La moraleja: hay virus que mutan, hay pandemias que pasan… pero la tranza institucionalizada parece enfermedad crónica, con el disfraz de aduanas que antes era uniforme militar.

Tipo penal que se actualiza

La conducta encuadra como extorsión cometida por servidor público, con agravantes por el contexto y el abuso de función, y hoy quedaría en el rango más alto de penas previsto por la nueva política antiextorsión a nivel federal. 

Si ese agente no fuera militar, enfrentaría proceso ante fuero civil, sin el “colchón” de la justicia castrense y con una pena que, en escenario serio, podría trepar fácilmente a varios decenios de prisión por concurrencia de agravantes.

La escena que se describe es de libro de texto: un agente con el uniforme oficial, en instalaciones aeroportuarias federales, conduce al pasajero a un pasillo aislado, formula una exigencia directa de dinero y recibe un fajo de billetes para permitirle continuar su tránsito sin molestias.

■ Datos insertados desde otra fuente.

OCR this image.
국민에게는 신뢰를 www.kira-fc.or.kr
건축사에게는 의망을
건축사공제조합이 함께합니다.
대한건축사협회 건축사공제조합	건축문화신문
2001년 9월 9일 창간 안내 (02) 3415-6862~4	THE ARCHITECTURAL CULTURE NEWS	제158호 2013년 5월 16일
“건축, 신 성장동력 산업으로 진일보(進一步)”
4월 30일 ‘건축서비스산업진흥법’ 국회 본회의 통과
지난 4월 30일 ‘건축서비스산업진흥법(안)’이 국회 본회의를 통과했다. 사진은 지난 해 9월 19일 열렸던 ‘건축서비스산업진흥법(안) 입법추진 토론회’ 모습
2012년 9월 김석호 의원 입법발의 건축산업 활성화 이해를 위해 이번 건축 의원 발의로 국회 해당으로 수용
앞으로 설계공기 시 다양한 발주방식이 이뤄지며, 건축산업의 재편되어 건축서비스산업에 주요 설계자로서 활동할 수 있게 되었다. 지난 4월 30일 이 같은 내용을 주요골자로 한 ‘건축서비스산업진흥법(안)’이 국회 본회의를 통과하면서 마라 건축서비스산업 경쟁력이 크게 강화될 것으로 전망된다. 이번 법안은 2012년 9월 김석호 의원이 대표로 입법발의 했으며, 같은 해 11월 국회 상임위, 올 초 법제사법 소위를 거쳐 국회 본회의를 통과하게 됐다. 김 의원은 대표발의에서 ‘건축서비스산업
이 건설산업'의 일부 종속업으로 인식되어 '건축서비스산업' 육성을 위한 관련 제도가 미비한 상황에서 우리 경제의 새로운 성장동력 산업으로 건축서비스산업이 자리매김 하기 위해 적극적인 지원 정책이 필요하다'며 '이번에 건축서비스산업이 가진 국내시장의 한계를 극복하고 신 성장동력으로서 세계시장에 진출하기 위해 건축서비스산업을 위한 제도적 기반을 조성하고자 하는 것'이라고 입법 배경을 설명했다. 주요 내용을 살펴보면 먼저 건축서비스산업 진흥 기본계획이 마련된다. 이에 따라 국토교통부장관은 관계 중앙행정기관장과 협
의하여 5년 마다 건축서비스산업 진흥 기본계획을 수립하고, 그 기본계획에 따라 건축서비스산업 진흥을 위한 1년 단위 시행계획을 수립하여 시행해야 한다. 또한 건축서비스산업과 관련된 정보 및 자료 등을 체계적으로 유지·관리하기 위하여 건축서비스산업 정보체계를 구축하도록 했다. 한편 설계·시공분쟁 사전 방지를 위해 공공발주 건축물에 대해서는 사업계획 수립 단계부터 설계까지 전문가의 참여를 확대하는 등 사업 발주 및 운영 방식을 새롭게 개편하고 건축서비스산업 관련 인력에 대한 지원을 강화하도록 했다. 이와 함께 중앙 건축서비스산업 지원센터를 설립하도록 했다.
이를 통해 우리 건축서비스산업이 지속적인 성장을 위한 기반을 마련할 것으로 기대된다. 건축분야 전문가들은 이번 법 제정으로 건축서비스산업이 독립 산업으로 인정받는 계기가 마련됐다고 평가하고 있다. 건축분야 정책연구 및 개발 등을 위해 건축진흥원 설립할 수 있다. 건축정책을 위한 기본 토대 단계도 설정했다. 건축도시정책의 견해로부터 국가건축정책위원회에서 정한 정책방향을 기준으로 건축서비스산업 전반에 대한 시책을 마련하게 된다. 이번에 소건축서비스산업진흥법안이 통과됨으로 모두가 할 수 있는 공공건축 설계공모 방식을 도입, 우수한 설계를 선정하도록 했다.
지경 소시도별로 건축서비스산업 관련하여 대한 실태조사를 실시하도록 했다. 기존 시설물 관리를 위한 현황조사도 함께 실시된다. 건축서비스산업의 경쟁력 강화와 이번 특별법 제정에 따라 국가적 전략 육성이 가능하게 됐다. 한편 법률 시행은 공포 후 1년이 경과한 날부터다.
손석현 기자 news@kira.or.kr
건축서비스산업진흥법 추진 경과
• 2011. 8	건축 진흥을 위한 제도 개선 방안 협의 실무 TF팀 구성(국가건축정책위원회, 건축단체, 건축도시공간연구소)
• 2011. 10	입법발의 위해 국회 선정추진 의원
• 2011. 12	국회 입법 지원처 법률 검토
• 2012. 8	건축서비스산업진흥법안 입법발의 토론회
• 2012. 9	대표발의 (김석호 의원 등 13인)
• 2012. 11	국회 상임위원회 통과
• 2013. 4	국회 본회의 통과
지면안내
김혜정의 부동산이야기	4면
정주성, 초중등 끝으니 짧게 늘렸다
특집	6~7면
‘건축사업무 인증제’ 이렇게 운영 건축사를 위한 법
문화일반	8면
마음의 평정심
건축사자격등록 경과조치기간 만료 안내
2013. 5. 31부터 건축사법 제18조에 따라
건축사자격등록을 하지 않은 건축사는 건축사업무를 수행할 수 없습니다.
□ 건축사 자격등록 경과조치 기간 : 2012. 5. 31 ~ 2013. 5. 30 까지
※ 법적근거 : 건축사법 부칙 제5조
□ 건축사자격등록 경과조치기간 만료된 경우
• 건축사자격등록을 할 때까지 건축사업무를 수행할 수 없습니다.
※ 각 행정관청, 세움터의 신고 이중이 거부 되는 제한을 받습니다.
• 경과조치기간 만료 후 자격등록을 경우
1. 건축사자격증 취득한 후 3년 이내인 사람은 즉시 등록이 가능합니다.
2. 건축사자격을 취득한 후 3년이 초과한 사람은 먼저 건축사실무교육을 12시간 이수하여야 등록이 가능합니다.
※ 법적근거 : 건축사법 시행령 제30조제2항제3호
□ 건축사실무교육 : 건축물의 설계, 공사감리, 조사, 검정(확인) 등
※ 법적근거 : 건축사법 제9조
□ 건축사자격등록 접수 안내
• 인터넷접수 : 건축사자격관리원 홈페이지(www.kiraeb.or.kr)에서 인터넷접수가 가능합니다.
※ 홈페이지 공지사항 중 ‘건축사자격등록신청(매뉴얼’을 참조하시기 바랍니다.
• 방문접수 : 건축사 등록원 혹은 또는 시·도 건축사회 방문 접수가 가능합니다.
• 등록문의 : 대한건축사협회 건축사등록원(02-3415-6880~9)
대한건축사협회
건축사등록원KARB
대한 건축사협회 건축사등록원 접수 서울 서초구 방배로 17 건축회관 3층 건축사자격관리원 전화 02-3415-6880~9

Este cuadro encaja en el tipo de extorsión: se obliga a otro, sin derecho, a dar una cantidad de dinero para obtener un lucro indebido, bajo la amenaza implícita de usar el poder del cargo (retenerlo, “sembrarle” algo, detenerlo o generarle problemas legales).

Con el marco vigente, la extorsión ya no se trata como un simple delito patrimonial menor: la línea doctrinal y legislativa es considerarla un delito de alto impacto y perseguible de oficio, lo que significa que basta la noticia criminis (el video, la difusión pública) para que el Ministerio Público deba iniciar investigación, sin esperar querella formal(…algo que no va ocurrir).

Agravantes por servidor público

El Código Penal Federal prevé que, cuando la extorsión la comete un servidor público aprovechándose de su cargo, la pena base se incrementa sensiblemente. En el caso de un agente de Aduanas que usa su posición para exigir dinero a un pasajero en un aeropuerto internacional, concurren al menos tres factores agravantes clásicos:

  • Calidad de servidor público.
  • Uso de instalaciones oficiales y del poder del cargo.
  • Víctima en situación de vulnerabilidad (tránsito, control migratorio/aduanero, posible condición de viajero internacional).

La tendencia de la nueva Ley General contra la Extorsión, aprobada en Cámara de Diputados con penas que pueden llegar a más de 40 años de prisión en supuestos agravados, es justamente castigar con el máximo rigor a quienes, desde el Estado, convierten la función pública en plataforma de cobro de cuotas. Esa lógica legislativa coloca a un agente aduanal extorsionando en el aeropuerto dentro del núcleo duro del reproche penal, no en la periferia.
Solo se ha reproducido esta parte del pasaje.